A casa da Cobra-Grande era numa lonjura de não ter fim. Os homens foram subindo rios e mais rios, até que chegaram. Receberam um coco de tucumã, fechado com breu e o feiticeiro recomendou:
- Levem para a minha filha este caroço de tucumã, fechadinho do jeito que está. Aconteça o que acontecer, não abram esse caroço, senão todas as coisas se perderão.
Voltaram os moços canoeiros sobre as águas. Enquanto os remos mergulhavam, repetindo o marulho a cada remada, dentro do coco havia um rumor contínuo, variado, que era a fala de todos os bichos da noite. Quando já estavam bem longe, um deles disse aos outros:
- Vamos ver que barulho é esse, dentro do coquinho?
- Eu não. As coisas se perderão, você ouviu o que recomendou a Cobra-Grande.
- Besteira! Quem vai saber que abrimos o coco? Aqui nesta distância não se vê ninguém.
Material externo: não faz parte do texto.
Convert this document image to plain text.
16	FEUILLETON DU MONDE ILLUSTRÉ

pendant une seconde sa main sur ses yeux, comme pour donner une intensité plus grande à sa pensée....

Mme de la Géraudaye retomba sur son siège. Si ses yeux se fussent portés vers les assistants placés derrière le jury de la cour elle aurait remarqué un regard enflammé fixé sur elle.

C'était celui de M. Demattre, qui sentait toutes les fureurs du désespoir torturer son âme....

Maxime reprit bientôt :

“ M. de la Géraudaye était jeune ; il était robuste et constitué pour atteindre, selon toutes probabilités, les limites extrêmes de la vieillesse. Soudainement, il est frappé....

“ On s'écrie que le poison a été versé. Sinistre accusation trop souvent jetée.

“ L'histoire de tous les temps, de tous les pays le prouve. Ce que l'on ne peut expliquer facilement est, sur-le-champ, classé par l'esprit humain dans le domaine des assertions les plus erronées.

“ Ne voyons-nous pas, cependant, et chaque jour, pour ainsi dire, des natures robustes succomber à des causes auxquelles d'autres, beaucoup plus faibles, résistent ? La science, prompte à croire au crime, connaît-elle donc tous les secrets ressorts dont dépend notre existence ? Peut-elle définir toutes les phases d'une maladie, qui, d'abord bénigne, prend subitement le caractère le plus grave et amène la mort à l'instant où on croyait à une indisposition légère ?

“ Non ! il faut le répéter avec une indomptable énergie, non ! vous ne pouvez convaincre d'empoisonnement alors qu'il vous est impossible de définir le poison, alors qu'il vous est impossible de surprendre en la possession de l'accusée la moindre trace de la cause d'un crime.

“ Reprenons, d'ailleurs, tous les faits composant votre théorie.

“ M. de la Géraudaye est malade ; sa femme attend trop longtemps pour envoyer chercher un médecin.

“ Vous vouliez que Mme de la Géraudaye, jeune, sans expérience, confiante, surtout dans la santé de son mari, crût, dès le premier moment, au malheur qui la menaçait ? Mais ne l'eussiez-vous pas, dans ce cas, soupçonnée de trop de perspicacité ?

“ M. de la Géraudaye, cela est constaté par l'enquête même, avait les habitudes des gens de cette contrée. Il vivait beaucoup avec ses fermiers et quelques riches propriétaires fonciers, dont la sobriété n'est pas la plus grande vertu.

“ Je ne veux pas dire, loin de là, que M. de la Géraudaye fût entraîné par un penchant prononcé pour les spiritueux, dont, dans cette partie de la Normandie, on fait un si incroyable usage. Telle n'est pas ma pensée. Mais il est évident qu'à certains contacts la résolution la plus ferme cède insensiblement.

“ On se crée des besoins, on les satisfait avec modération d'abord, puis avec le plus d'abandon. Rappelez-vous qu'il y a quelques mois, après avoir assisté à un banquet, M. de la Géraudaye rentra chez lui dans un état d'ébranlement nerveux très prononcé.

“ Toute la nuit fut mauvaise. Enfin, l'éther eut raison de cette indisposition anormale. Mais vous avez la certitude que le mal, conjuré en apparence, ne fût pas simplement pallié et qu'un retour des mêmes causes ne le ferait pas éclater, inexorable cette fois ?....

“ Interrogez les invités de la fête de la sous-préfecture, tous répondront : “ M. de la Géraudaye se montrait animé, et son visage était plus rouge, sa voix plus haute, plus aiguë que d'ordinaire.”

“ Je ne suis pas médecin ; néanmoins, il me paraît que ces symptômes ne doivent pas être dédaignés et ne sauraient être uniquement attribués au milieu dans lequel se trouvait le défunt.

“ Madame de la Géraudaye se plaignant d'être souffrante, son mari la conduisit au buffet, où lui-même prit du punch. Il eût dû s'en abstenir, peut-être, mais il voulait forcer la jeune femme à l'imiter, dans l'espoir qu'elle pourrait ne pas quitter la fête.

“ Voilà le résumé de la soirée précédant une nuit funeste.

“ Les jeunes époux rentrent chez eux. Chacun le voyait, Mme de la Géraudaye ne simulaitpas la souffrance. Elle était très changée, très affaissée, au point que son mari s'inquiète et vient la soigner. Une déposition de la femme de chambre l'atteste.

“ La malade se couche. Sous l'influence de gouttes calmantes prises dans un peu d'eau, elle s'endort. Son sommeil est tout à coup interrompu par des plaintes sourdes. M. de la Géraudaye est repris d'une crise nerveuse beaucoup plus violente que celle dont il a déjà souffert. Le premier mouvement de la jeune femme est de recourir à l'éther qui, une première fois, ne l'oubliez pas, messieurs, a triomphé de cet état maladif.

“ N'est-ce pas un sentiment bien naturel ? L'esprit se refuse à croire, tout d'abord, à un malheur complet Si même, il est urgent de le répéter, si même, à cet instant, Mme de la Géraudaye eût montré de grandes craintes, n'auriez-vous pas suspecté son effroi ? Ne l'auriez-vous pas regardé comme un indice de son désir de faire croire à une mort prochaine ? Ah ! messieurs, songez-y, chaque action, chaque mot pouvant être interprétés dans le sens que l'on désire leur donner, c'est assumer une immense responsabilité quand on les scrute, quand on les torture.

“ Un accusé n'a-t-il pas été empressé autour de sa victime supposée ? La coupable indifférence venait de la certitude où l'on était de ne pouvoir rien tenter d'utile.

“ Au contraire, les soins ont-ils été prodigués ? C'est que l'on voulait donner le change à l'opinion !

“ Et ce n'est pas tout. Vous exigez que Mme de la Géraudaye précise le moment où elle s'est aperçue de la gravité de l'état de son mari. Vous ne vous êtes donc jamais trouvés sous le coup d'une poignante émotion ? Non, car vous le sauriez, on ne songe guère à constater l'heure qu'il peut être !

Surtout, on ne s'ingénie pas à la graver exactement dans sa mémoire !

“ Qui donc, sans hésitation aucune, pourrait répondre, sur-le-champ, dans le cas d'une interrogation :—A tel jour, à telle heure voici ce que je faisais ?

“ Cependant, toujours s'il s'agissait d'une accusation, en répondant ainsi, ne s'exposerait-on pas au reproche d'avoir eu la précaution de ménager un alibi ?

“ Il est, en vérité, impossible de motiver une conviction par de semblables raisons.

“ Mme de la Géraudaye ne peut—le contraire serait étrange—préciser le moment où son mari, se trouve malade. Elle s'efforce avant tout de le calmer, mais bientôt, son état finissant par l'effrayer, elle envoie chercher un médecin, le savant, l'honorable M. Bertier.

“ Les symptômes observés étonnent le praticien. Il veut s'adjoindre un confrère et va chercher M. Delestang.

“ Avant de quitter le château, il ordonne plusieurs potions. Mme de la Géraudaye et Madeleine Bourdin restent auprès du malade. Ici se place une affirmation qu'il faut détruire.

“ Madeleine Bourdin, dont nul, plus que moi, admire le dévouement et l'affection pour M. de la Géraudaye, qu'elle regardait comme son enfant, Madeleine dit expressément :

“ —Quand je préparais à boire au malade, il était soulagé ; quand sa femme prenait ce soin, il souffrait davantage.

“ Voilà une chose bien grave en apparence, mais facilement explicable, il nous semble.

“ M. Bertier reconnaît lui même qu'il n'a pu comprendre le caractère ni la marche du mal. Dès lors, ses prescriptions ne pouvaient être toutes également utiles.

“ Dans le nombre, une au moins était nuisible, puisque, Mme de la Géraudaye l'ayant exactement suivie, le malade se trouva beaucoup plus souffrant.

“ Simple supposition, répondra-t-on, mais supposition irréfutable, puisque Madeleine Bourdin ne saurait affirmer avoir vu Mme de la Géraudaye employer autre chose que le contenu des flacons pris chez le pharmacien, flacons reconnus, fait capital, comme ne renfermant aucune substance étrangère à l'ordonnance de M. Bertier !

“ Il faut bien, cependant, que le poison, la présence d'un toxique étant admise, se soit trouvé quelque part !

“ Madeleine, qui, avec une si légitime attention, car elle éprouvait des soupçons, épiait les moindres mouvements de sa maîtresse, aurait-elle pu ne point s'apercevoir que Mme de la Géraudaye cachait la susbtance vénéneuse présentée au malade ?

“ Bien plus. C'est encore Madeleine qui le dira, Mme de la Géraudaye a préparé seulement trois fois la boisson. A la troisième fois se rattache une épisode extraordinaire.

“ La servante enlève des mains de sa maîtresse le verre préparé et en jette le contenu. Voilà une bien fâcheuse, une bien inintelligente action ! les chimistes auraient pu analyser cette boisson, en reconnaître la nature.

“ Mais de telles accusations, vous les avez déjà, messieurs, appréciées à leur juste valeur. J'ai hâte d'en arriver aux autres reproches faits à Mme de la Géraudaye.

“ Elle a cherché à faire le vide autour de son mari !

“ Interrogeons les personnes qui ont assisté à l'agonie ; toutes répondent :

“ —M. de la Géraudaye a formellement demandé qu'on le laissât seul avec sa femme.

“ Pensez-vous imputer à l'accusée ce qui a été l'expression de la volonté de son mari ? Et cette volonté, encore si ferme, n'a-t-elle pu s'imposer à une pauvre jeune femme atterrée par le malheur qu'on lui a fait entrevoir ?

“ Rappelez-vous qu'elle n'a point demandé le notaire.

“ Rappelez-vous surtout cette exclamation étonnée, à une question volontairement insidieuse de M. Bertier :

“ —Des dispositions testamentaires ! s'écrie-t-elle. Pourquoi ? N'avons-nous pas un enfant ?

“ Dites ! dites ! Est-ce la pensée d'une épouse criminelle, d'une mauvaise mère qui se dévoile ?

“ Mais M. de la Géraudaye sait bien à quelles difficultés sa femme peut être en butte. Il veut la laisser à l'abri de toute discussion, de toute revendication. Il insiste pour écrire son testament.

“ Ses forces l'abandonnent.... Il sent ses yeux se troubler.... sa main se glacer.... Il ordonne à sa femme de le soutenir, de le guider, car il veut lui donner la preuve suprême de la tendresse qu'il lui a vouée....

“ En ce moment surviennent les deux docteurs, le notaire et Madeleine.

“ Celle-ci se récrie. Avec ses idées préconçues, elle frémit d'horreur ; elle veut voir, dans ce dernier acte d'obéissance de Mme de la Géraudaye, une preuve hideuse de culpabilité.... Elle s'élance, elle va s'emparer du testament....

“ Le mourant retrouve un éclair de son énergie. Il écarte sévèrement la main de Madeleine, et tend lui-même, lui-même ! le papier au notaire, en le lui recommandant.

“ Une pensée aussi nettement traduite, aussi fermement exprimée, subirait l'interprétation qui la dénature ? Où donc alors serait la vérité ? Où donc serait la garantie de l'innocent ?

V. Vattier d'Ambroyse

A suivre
O que primeiro falou acendeu um foguinho, secundado pelos outros dois, derreteu o breu que fechava o coco e então, de repente, fuuuuuuu! todas as coisas escaparam de dentro do coco, espalharam-se pelo mundo e desceu um escurão feio sobre a terra.
Um canoeiro disse:
- Estamos perdidos. Com essa escureza, vão saber que soltamos a noite.
Enquanto eles se lamentavam, a moça disse ao noivo:
- Eles soltaram a noite. Vamos esperar a madrugada.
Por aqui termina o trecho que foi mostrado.